Tax reform would modernize the U.S. tax system to resolve the international tax disadvantage of American businesses, and their workers. The House GOP’s Better Way proposal, supported by House Speaker Paul Ryan and Ways and Means Chairman Kevin Brady, R-Texas, would cut the federal corporate rate to 20%, with a special rate of 25% for pass-through businesses, such as partnerships, S corporations and sole proprietorships.
Computer simulations by an economics team led by Boston University Professor Laurence Kotlikoff estimate that this tax reform would increase U.S. wages and GDP by up to 8%, and actually increase annual federal revenues on a dynamic basis by $38 billion. President Trump’s reform proposal would reduce both the corporate rate and a special pass-through rate to 15%, which would likely boost jobs, wages and the economy even more.
Both reform plans would also change taxation of U.S. businesses from a worldwide basis to “territorial” basis, where business income is only taxed by the country where it is earned. This follows the global trend of tax reform, especially among developed countries.
In 2000, half the countries in the OECD still taxed their companies on worldwide income. With Britain and Japan switching from worldwide taxation to territorial taxation in 2009, all the major economies in the OECD have now become territorial, except for the U.S.
That change in policy would free the over $2 trillion now held by U.S. companies overseas to return to America to create jobs and increase wages here. That same motivation regarding Japanese companies moved Japan to make the switch in policy for that country, which caused a surge in repatriated investment to Japan. U.S. tax reformers would adopt a one-time 10% rate to apply to all future repatriated funds back to America.
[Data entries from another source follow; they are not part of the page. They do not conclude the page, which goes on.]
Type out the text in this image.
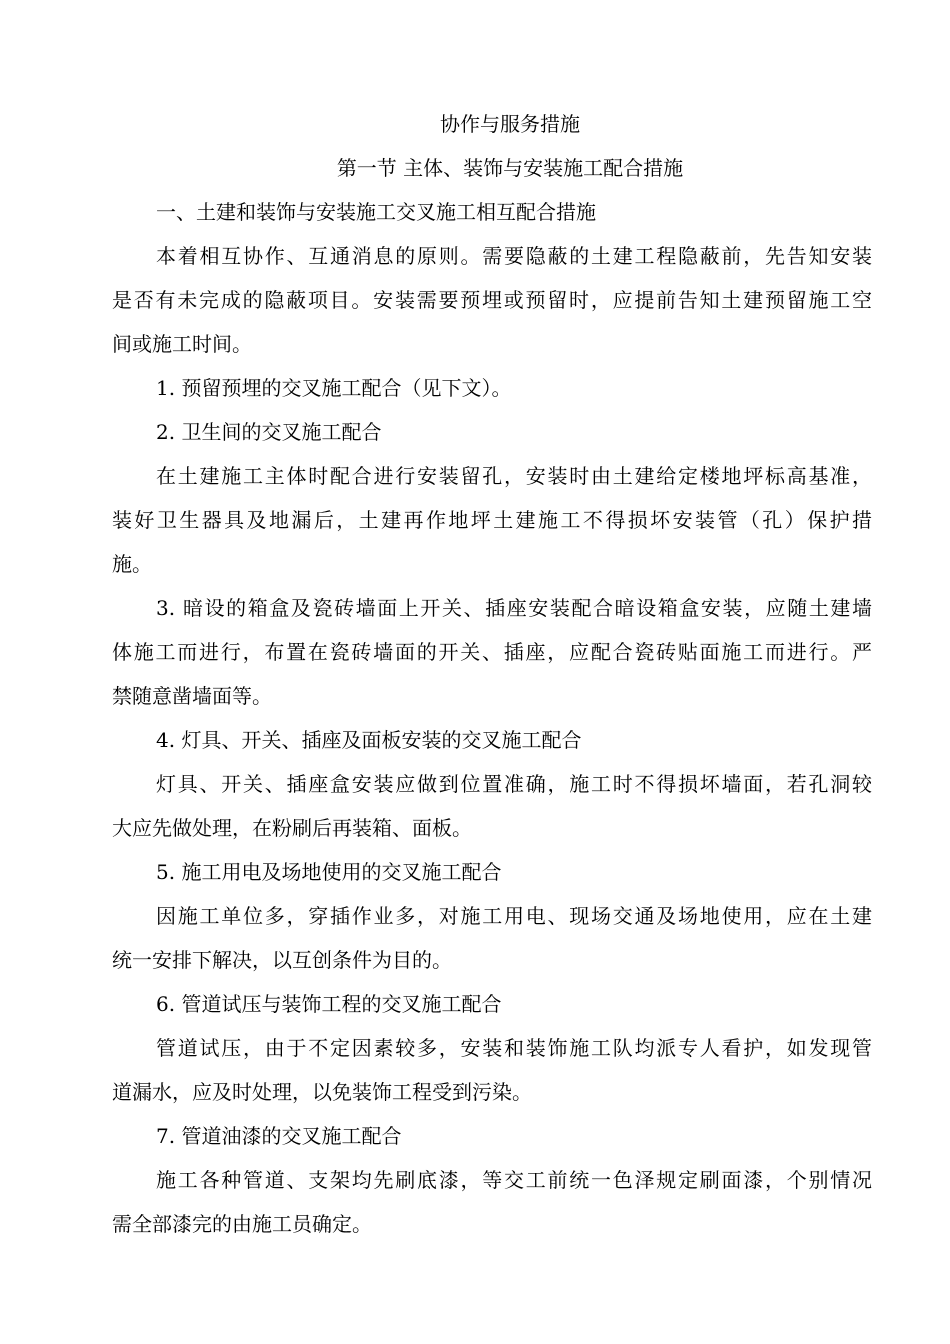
协作与服务措施
第一节 主体、装饰与安装施工配合措施
一、土建和装饰与安装施工交叉施工相互配合措施
本着相互协作、互通消息的原则。需要隐蔽的土建工程隐蔽前，先告知安装
是否有未完成的隐蔽项目。安装需要预埋或预留时，应提前告知土建预留施工空
间或施工时间。
1. 预留预埋的交叉施工配合（见下文）。
2. 卫生间的交叉施工配合
在土建施工主体时配合进行安装留孔，安装时由土建给定楼地坪标高基准，
装好卫生器具及地漏后，土建再作地坪土建施工不得损坏安装管（孔）保护措
施。
3. 暗设的箱盒及瓷砖墙面上开关、插座安装配合暗设箱盒安装，应随土建墙
体施工而进行，布置在瓷砖墙面的开关、插座，应配合瓷砖贴面施工而进行。严
禁随意凿墙面等。
4. 灯具、开关、插座及面板安装的交叉施工配合
灯具、开关、插座盒安装应做到位置准确，施工时不得损坏墙面，若孔洞较
大应先做处理，在粉刷后再装箱、面板。
5. 施工用电及场地使用的交叉施工配合
因施工单位多，穿插作业多，对施工用电、现场交通及场地使用，应在土建
统一安排下解决，以互创条件为目的。
6. 管道试压与装饰工程的交叉施工配合
管道试压，由于不定因素较多，安装和装饰施工队均派专人看护，如发现管
道漏水，应及时处理，以免装饰工程受到污染。
7. 管道油漆的交叉施工配合
施工各种管道、支架均先刷底漆，等交工前统一色泽规定刷面漆，个别情况
需全部漆完的由施工员确定。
These tax reforms would increase both foreign and U.S. domestic investment, which economic studies show are complements, not substitutes. Experience shows that foreign investment and employment by U.S. companies follows sales and demand for the companies’ products primarily produced back home in the U.S. Such foreign investment and employment increase U.S. output and GDP.
The case of Otis Elevator is highly instructive. In one recent year, 15,000 Otis elevators were sold in the U.S., while 380,000 were sold in China. Otis needed to be present in China to compete for these sales, reduce transportation costs, and gain maintenance contracts. That caused an expansion in domestic U.S. production employment, which was served by the foreign investment and employment in China.
Such foreign investment and employment has resulted in a pattern where low value-added work has shifted to developing countries, while increased high value-added work has been added to the domestic U.S. labor market, as shown by studies by McKinsey and the Brookings Institution.